Installing solar on land far away from a grid connection point can cost thousands of dollars a foot. Mazer said that Lightsource does not have to install any new power lines for this project.
And although putting solar on Pennsylvania’s more than 200,000 acres of abandoned mines may sound like a better use of land, contamination may pose major risks for developers. Mazer said that on lands with contaminated soil, solar panels are often mounted above ground, which can be more expensive.
Penn State’s Cooper said that given the number of panels needed for the project, reusing the tops of buildings was also not a realistic option. “Often you have to do structural changes to the building, which can get very expensive," said Cooper.

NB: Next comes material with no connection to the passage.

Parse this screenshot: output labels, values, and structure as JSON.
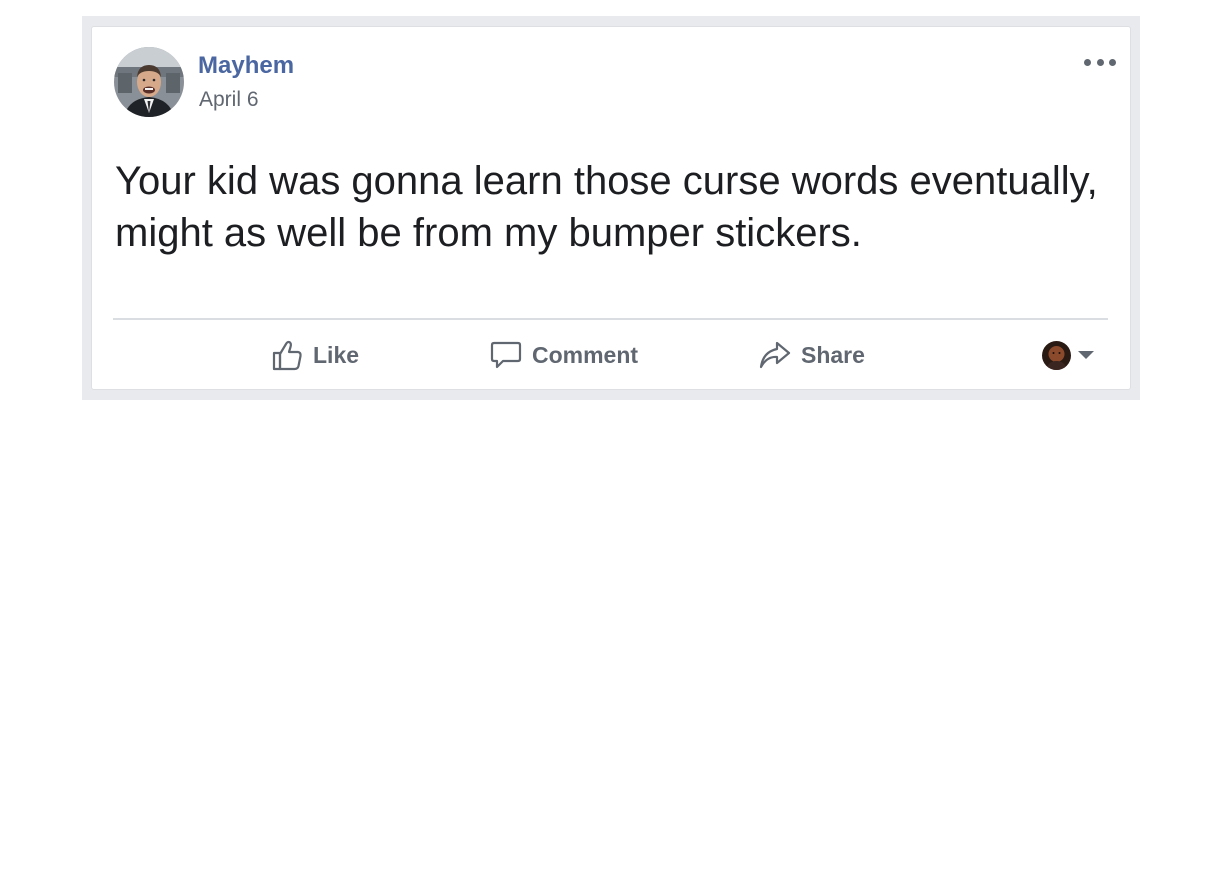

Native vegetation will be incorporated throughout the panels to attract more pollinators and give the land a chance to regenerate after years of crops, said Cooper. To minimize land impact, the panel installation will avoid using heavy equipment.
Also, the panels will not be fixed to one location — as the sun moves through the day, the panels will follow it, exposing the plants under the panels to moisture and sunlight.
“We want them to leave this land better than they found it, and we want them to operate better from a biodiversity standpoint than it does now,” said Cooper.
Glenn and Catherine Dice said that they were adamant in their contract that their farmland be returned to its original healthy state after the project is complete, but that they are happy to see new partnerships for farmers evolve.